Der Plattenbau ist das Sorgenkind der ostdeutschen Städteplaner. Rund 1,3 Millionen Wohnungen stehen leer, obwohl in den Neunzigerjahren Milliarden Euro in die Sanierung und Aufwertung dieser Wohngebiete geflossen sind. Doch in vielen ostdeutschen Regionen ist die Zahl der Wohnungen größer als die Zahl der Wohnungssuchenden, weil viele Menschen vor Ort keine Arbeit fanden und in den Westen gezogen sind. Was also tun mit der Platte? Abriss oder Umbau, das ist die Frage, vor der fast jede ostdeutsche Stadt steht. Ein Team von Wissenschaftlern der Technischen Universität Cottbus hat in den vergangenen Jahren erstmals erforscht, wie denn Plattenbauten kostengünstig umgebaut und ausrangierte Fertigteile wiederverwertet werden könnten. Die Ergebnisse wurden jetzt auf einer internationalen Fachtagung in Cottbus veröffentlicht.

Von Maren Schibilsky |
    Angelika Mettke hat es genau ausgerechnet: Rund zwei Millionen Tonnen Betonabfälle pro Jahr entstehen aus dem Abriss von Plattenbauten. Denn noch immer entscheiden sich die meisten Städte, die ungeliebten Wohnsilos einfach wegzureißen: Mit Fördermitteln aus dem "Stadtumbauprogramm Ost". Für die Wissenschaftlerin an der Technischen Universität Cottbus ein unhaltbarer Zustand. Seit 2000 hat sie mit ihrem Forscherteam an über zehn Standorten in Ostdeutschland gezeigt, wie die Platte kostengünstig rückgebaut werden kann. Zum Beispiel in der brandenburgischen Kleinstadt Templin, wo fünfgeschossige Plattenbauten auf drei Etagen reduziert und die Grundrisse der Wohnungen verändert wurden, neue Treppenhäuser, neue Balkone entstanden.

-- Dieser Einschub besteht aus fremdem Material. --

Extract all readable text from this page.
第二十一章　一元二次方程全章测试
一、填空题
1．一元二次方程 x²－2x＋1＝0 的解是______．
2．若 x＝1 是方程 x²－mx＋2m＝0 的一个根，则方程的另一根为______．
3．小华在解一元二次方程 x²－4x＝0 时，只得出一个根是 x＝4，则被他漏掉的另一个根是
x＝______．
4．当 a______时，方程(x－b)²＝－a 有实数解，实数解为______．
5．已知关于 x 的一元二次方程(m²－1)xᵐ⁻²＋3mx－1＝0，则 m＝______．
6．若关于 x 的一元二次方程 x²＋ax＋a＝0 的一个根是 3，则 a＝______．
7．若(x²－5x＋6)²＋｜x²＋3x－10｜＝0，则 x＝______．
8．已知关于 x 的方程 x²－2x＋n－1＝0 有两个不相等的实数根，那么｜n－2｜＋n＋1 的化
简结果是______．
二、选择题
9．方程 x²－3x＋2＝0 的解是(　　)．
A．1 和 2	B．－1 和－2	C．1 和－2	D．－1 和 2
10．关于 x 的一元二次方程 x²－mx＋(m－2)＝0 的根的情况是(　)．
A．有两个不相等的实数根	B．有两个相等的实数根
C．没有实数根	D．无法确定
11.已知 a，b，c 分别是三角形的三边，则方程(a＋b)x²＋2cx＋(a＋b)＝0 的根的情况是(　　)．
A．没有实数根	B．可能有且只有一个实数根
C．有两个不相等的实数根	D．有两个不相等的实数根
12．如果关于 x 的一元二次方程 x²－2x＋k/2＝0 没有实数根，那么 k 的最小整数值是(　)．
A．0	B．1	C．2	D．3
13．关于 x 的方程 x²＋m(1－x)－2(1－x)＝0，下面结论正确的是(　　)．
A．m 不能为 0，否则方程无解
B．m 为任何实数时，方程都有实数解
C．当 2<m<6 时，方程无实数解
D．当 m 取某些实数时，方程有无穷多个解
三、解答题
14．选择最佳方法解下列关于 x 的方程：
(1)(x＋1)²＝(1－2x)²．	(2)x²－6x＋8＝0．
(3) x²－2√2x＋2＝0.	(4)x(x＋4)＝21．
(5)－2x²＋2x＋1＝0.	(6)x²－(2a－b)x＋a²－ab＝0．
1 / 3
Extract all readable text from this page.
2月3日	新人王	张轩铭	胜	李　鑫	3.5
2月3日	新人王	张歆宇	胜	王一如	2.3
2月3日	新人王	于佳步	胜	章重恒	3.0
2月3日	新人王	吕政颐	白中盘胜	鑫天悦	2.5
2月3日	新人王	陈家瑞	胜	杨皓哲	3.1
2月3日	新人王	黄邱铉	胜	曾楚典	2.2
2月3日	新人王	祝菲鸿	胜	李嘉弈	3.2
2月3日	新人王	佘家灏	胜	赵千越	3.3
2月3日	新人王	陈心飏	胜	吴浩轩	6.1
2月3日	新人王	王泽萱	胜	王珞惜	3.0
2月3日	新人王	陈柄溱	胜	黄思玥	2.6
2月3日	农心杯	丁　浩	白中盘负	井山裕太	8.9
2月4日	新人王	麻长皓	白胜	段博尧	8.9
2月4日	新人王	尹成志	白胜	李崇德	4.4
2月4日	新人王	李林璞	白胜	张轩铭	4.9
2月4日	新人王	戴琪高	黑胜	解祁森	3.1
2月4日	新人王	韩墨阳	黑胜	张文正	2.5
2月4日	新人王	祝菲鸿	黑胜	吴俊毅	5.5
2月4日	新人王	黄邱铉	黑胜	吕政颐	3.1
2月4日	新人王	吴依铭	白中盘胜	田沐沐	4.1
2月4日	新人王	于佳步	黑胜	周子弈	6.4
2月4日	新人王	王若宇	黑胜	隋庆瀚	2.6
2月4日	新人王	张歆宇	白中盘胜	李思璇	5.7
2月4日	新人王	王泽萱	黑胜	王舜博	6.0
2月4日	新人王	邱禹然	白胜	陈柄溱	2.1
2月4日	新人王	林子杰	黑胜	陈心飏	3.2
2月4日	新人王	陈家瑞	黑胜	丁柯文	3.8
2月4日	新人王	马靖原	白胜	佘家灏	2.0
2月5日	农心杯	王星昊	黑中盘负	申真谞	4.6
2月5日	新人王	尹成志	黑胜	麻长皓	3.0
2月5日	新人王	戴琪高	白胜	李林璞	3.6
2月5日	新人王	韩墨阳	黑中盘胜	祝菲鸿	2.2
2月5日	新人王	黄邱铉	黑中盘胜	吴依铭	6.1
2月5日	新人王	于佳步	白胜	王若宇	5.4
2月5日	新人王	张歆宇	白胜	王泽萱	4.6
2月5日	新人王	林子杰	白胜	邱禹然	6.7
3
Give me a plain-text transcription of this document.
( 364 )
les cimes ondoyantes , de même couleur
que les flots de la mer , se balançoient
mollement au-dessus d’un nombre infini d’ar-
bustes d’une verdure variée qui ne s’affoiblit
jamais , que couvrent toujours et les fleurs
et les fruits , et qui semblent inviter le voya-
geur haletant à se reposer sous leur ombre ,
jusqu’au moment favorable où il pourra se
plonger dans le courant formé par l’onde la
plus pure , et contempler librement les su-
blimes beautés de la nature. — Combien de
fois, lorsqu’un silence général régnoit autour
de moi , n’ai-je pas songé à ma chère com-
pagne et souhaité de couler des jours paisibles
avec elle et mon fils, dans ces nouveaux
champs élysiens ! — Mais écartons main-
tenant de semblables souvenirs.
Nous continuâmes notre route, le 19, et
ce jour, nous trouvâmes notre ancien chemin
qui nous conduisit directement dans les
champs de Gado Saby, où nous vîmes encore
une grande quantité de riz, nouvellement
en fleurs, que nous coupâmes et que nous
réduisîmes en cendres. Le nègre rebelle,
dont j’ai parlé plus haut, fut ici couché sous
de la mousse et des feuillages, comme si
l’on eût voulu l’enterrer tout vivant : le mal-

    Sehr ansprechend und mit Kosten, die sich bei 623 Euro pro Quadratmeter Wohnfläche belaufen inklusive Rückbau, inklusive Modernisierung. Das erreichen sie mit einem Neubau nicht. Und dann haben Sie wirklich noch den Vorteil, dass die Substanz im Bestand erhalten werden kann.

    Berlin, Cottbus, Dresden, Leipzig, Chemnitz, Zwickau - alles Städte, wo ähnliche Pilotprojekte liefen. Erfolgreich, denn die umgebauten Wohnungen werden stark nachgefragt. Und die Wohnungsbaugesellschaften sparten bis zu 30 Prozent Kosten gegenüber Abriss und Neubau. Aber die Rechnung geht nicht überall auf.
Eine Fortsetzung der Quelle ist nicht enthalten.